Na época do início do processo, a reportagem de Século Diário constatou que os ônibus da Kaissara utilizavam a garagem da Itapemirim, na região do Trevo de Alto Laje, em Cariacica. Também chamou atenção o fato dos ônibus das duas empresas utilizarem quase a mesma identidade visual, na cor amarela. Esse detalhe apenas reforçou a desconfiança de que Kaissara e Itapemirim se tratavam, na verdade, de empresas do mesmo conglomerado econômico, reforçada agora pela notícia da aquisição das duas empresas por um mesmo grupo de investidores.

“Analisando detidamente toda a documentação é de fácil constatação que as pessoas físicas que compõem o quadro societário da Viação Caiçara Ltda não possuem condições econômicas de constituir o patrimônio societário, avaliado em mais de R$ 100 milhões, levando em consideração a cessão de linhas/itinerários em número de 68; aquisição de frota e imóveis. Para chegar a esta conclusão destaco que ambos os sócios são empregados de empresas que compõem o grupo econômico Itapemirim”, apontou o juiz titular da 13ª Vara Cível Especializada Empresarial de Vitória.
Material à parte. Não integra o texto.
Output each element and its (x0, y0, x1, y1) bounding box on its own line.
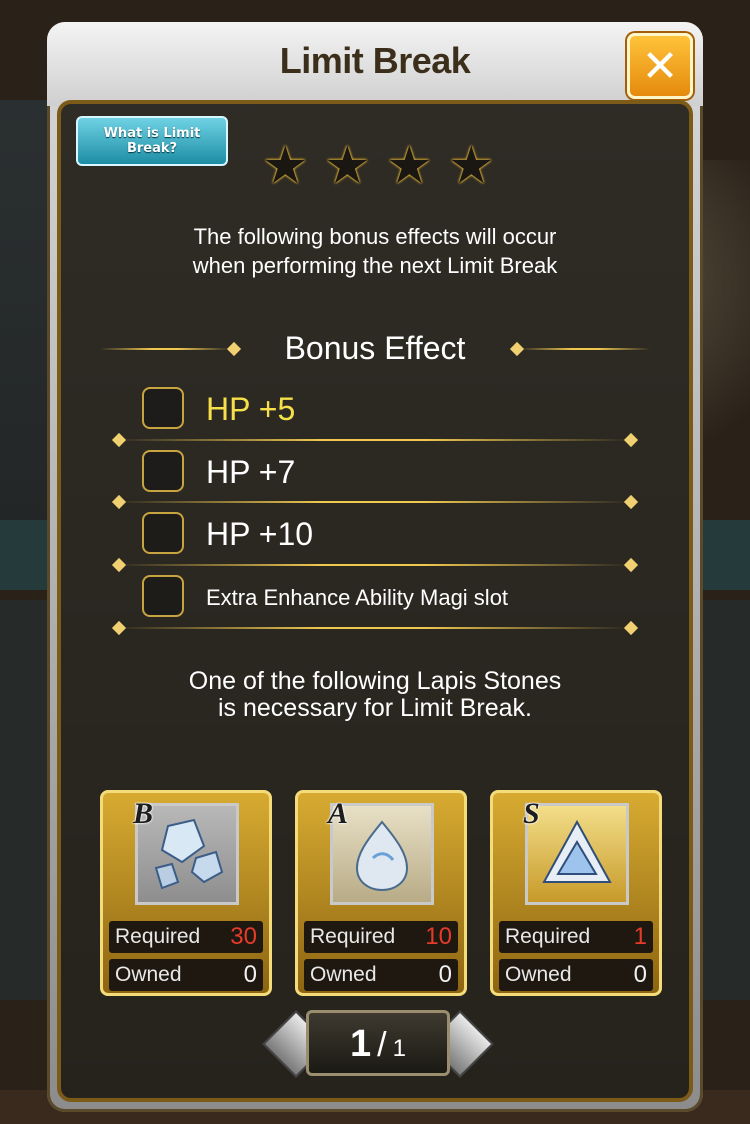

O juiz Paulino José Lourenço prosseguiu: “Alio a este meu pensar, como destacou o ilustre representante do MPF, que a Kaissara para conseguir operacionalizar o negócio ‘utiliza a mesma frota, a mesma estrutura operacional (escritórios, agências, postos de venda de passagens, estruturas de apoio, garagens, linhas telefônicas, telemarketing, etc...), empregados e – até, a mesma cor de ônibus’, além dos funcionários da Viação Caiçara Ltda terem o pagamento de seus salários efetuados pela Viação Itapemirim [...] Não me resta dúvida que a Kaissara é empresa do mesmo grupo econômico com personalidade jurídica própria, sendo que a venda/cessão das linhas se mostrou verdadeiro artifício para desviar patrimônio”.
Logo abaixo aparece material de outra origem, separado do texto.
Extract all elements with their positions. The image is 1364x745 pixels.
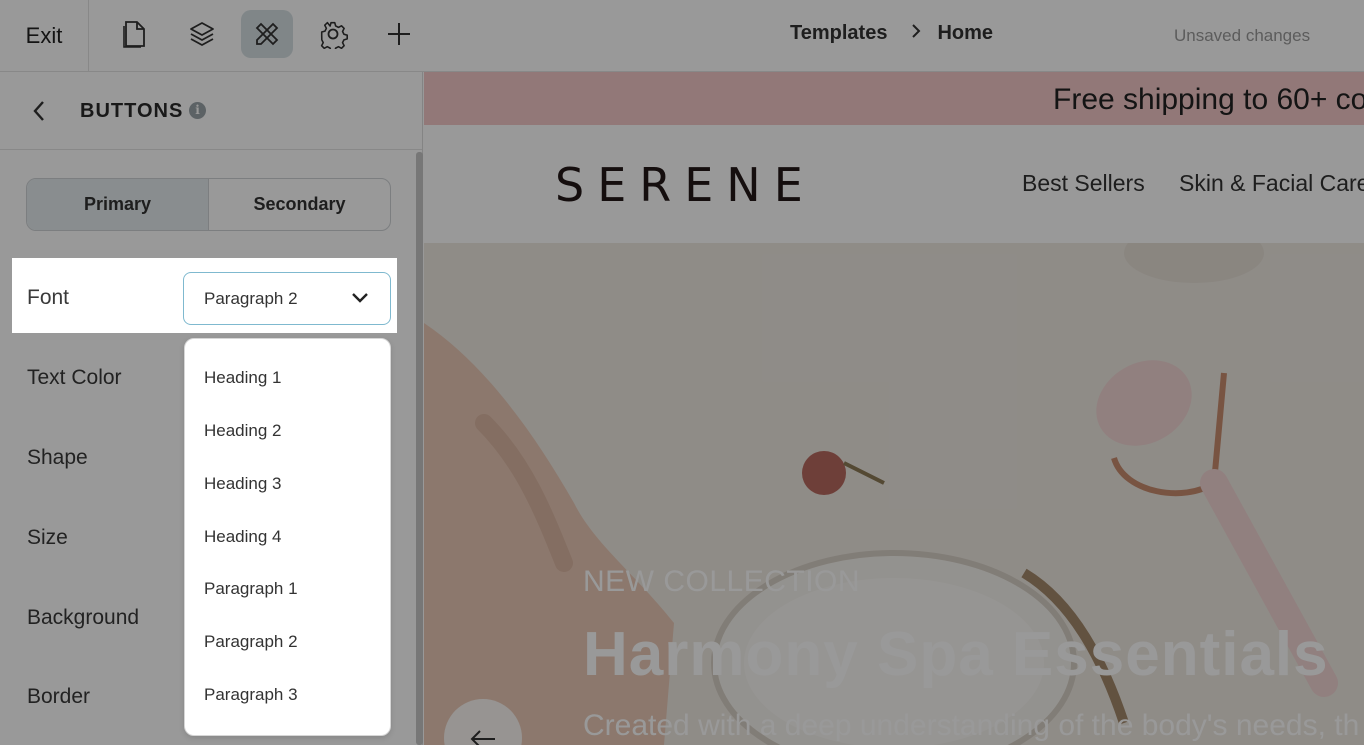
sidebar-header: BUTTONS i xyxy=(0,72,422,150)
chevron-right-icon xyxy=(911,22,921,45)
tab-primary[interactable]: Primary xyxy=(27,179,209,230)
font-option-paragraph-1[interactable]: Paragraph 1 xyxy=(185,565,390,615)
font-option-paragraph-3[interactable]: Paragraph 3 xyxy=(185,671,390,721)
font-option-heading-1[interactable]: Heading 1 xyxy=(185,354,390,404)
font-dropdown-menu: Heading 1 Heading 2 Heading 3 Heading 4 … xyxy=(184,338,391,736)
button-type-toggle: Primary Secondary xyxy=(26,178,391,231)
arrow-left-icon xyxy=(470,730,495,745)
background-label: Background xyxy=(27,606,140,629)
hero-title: Harmony Spa Essentials xyxy=(583,620,1329,689)
tab-secondary[interactable]: Secondary xyxy=(209,179,390,230)
save-status: Unsaved changes xyxy=(1174,26,1311,45)
exit-button[interactable]: Exit xyxy=(0,0,89,71)
layers-icon[interactable] xyxy=(176,10,228,58)
chevron-down-icon xyxy=(352,293,368,303)
text-color-label: Text Color xyxy=(27,366,122,389)
size-label: Size xyxy=(27,526,68,549)
plus-icon[interactable] xyxy=(373,10,425,58)
site-header: SERENE Best Sellers Skin & Facial Care xyxy=(424,125,1364,243)
back-chevron-icon[interactable] xyxy=(27,98,53,124)
font-select-value: Paragraph 2 xyxy=(204,289,298,308)
font-label: Font xyxy=(27,286,70,309)
scrollbar[interactable] xyxy=(416,152,423,745)
font-select[interactable]: Paragraph 2 xyxy=(183,272,391,325)
hero-eyebrow: NEW COLLECTION xyxy=(583,565,861,598)
font-option-heading-4[interactable]: Heading 4 xyxy=(185,513,390,563)
nav-link-skin-facial-care[interactable]: Skin & Facial Care xyxy=(1179,170,1364,197)
site-logo[interactable]: SERENE xyxy=(555,158,816,212)
pages-icon[interactable] xyxy=(109,10,161,58)
font-option-heading-2[interactable]: Heading 2 xyxy=(185,407,390,457)
breadcrumb: Templates Home xyxy=(790,22,993,45)
breadcrumb-templates[interactable]: Templates xyxy=(790,22,887,45)
announcement-banner: Free shipping to 60+ co xyxy=(424,72,1364,125)
breadcrumb-home: Home xyxy=(937,22,994,44)
gear-icon[interactable] xyxy=(307,10,359,58)
border-label: Border xyxy=(27,685,91,708)
info-icon[interactable]: i xyxy=(189,102,206,119)
shape-label: Shape xyxy=(27,446,88,469)
page-preview: Free shipping to 60+ co SERENE Best Sell… xyxy=(424,72,1364,745)
top-toolbar: Exit Templates Home Unsaved changes xyxy=(0,0,1364,72)
banner-text: Free shipping to 60+ co xyxy=(1053,83,1364,116)
panel-title: BUTTONS xyxy=(80,100,184,122)
hero-section: NEW COLLECTION Harmony Spa Essentials Cr… xyxy=(424,243,1364,745)
design-tools-icon[interactable] xyxy=(241,10,293,58)
font-option-heading-3[interactable]: Heading 3 xyxy=(185,460,390,510)
nav-link-best-sellers[interactable]: Best Sellers xyxy=(1022,170,1145,197)
hero-subtitle: Created with a deep understanding of the… xyxy=(583,709,1360,742)
font-option-paragraph-2[interactable]: Paragraph 2 xyxy=(185,618,390,668)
Tanto que a decisão da Justiça estadual determina a exclusão dos “sócios/empregados” da Kaissara (Mário Sérgio Pereira Jussim e Izaias Alves Lima) da sociedade empresarial, transferindo o controle aos novos acionistas da Itapemirim: SSG Incorporação e Assessoria EIRELE e CSV Incorporação e Assessoria Empresarial EIRELI. Além disso, as linhas de ônibus e demais bens transferidos deverão retornar ao grupo em recuperação judicial.

Durante o período de “transição administrativa, operacional e contratual”, o juiz estabeleceu que os ex-sócios da Kaissara “sejam incondicionalmente afastados” da gestão da empresa, que deverão ser assumidas pelos novos gestores da Viação Itapemirim – Sidnei Piva de Jesus e Camila de Souza Valdívia – na condição de “interventores judiciais”. Todas as atividades dos novos gestores da Kaissara deverão ser submetidas às mesmas regras do processo de recuperação judicial, prestando contas ao administrador judicial indicada pelo juízo, além do Ministério Público Estadual (MPES).

A decisão deve mudar os rumos do processo judicial, uma vez que o Grupo Itapemirim deverá formular outro plano de recuperação – a ser examinada pelos credores e pela Justiça. Até o ajuizamento do pedido, o grupo econômico era administrado pelo filho do ex-parlamentar, Camilo Cola Filho. Na ação (0006983-85.2016.8.08.0024), a Itapemirim narrou dificuldades após mais de 60 anos de fundação da empresa que já foi a maior do País no transporte rodoviário de passageiros. A empresa sustentou que as atividades são “hipersensíveis às flutuações de mercado, o que afeta diretamente suas finanças”.